Relire tout Cohen
Pour créer ce parcours, l’équipe de spécialistes s’est d’abord attelée à relire collectivement l’ensemble de l’œuvre cohénienne afin d’y retrouver toutes les mentions liées à Genève. «Plus de 300 occurrences ont été identifiées, de Cologny à Pont-Céard, précise Thierry Maurice. Elles nous ont permis de réaliser une cartographie des lieux présents à la fois dans l’œuvre et dans la vie d’Albert Cohen. Ce travail colossal, représenté sous la forme d’une carte, nous a permis d’extraire les thèmes centraux de son univers littéraire liés à ces endroits.» Le parcours que le collectif a développé propose ainsi plusieurs haltes, chacune consacrée à une thématique particulière. À chaque arrêt, lectures, détails biographiques et éléments liés à l’œuvre sont livrés au public.
Départ gare Cornavin. C’est l’occasion de convoquer la question du déracinement et de l’exil, des thèmes très importants pour Albert Cohen. «Celui-ci a dû s’exiler plusieurs fois, quittant Corfou enfant, délaissant Marseille pour venir à Genève en 1914, fuyant Paris pour l’Angleterre au moment de la Seconde Guerre mondiale, raconte Thierry Maurice. Mais la gare, c’est aussi le lieu des retrouvailles avec sa mère qui vient lui rendre visite et avec qui il entretient un lien très fort, qu’il raconte d’ailleurs de manière détaillée notamment dans Le livre de ma mère, paru en 1954.»
La visite se poursuit rue Albert-Cohen, une allée modeste, peu fréquentée et dont le collectif s’est aperçu qu’elle ne correspondait à rien, ni dans l’œuvre ni dans la vie de l’écrivain. C’est le moment d’évoquer la question de la reconnaissance de l’auteur par sa ville d’adoption. «C’est une renommée en demi-teinte, plutôt faible quand on pense à l’importance littéraire d’Albert Cohen, en particulier dans le domaine de l’expression de la vie intérieure des personnages, signale Thierry Maurice. La Ville a quand même réhabilité sa mémoire en remettant une médaille «Genève reconnaissante» à sa veuve en 1995, à l’occasion du centenaire de la naissance de l’écrivain.»
On continue rue du Léman, où Albert Cohen a vécu près de quinze ans. Il est temps d’aborder la question de l’intimité, du rapport au chez-soi et du rapport au corps, l’écrivain ayant souffert de diverses affections tout au long de sa vie. «Cette halte permet de donner une idée de la variété des lieux où Cohen a vécu et où il a écrit en grande partie son œuvre, une œuvre qu’il dictait, en réalité, avec un maniement de la langue virtuose», explique Thierry Maurice.

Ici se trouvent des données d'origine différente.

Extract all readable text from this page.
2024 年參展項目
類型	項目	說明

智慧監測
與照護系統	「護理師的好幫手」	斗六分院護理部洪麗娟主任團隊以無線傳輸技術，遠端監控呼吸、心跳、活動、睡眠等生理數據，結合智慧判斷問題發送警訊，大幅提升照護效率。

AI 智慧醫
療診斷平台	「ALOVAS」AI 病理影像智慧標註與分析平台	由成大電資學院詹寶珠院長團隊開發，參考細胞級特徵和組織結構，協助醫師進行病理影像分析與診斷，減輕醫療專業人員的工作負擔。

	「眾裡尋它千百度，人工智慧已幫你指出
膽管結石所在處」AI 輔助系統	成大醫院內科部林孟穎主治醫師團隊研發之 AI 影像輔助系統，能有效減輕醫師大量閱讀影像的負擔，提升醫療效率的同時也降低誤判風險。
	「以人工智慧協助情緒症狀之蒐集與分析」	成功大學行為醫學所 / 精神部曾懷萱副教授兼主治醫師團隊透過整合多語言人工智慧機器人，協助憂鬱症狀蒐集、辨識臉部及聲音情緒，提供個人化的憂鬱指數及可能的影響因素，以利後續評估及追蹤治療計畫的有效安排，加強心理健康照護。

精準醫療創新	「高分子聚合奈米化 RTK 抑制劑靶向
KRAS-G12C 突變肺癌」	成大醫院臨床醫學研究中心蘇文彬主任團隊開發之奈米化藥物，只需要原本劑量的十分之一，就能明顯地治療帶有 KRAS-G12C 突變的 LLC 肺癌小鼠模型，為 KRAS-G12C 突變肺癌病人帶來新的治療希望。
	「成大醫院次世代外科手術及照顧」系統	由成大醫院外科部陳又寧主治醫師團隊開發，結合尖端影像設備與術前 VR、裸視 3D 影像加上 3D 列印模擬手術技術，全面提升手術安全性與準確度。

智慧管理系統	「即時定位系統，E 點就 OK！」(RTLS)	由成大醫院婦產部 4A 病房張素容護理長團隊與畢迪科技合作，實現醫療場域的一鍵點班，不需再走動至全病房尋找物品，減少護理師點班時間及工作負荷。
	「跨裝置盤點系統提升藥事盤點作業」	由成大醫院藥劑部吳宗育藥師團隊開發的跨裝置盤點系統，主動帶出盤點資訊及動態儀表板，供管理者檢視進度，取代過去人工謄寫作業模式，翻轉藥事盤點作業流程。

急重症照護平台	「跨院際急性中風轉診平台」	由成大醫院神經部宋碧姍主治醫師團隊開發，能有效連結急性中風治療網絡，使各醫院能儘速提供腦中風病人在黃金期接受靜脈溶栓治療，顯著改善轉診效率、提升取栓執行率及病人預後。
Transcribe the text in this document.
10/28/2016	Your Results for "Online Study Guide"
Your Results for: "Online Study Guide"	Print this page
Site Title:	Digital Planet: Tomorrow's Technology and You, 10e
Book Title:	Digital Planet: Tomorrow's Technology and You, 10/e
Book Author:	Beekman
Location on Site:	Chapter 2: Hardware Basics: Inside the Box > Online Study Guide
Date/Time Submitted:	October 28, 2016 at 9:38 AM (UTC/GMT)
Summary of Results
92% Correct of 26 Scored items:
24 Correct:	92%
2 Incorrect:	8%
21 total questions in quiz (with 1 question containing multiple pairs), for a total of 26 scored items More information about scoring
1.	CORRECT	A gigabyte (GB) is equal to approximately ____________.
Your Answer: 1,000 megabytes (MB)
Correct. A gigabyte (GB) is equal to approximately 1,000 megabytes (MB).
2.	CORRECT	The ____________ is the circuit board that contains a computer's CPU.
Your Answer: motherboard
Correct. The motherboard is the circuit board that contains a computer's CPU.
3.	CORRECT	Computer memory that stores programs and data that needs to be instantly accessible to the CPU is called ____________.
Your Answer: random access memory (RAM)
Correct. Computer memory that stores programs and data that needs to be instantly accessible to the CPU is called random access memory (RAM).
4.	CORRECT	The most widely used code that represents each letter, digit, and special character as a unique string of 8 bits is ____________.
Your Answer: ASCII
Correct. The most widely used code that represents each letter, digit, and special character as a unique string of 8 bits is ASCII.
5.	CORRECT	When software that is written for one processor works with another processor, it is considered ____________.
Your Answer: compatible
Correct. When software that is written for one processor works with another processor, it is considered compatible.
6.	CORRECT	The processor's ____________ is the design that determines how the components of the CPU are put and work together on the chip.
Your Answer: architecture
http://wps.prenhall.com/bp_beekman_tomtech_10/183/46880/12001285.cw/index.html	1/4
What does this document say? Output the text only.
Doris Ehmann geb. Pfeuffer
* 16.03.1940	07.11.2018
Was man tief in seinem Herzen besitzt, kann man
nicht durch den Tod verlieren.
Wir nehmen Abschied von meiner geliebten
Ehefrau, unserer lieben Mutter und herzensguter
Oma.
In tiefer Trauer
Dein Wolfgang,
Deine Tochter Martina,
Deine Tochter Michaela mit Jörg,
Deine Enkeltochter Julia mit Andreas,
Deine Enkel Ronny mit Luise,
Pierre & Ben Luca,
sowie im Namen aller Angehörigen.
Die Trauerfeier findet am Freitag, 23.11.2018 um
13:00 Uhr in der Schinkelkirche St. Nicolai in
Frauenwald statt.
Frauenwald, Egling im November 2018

On poursuit vers le lac, avec l’ancien siège de la Société des Nations et ces hôtels que Cohen évoque dans ses livres (son personnage Solal vit par exemple à l’année au Ritz, un hôtel inexistant probablement inspiré par l’Hôtel de la Paix). L’occasion d’évoquer la Genève internationale dans laquelle Albert Cohen s’est beaucoup investi, d’abord au Bureau international du travail puis à l’Organisation internationale des réfugié-es. «C’est lui qui produit le texte de l'Accord international du 15 octobre 1946 permettant aux réfugié-es apatrides d'obtenir un vrai titre de voyage, améliorant ainsi notablement le sort de ces personnes», raconte Thierry Maurice.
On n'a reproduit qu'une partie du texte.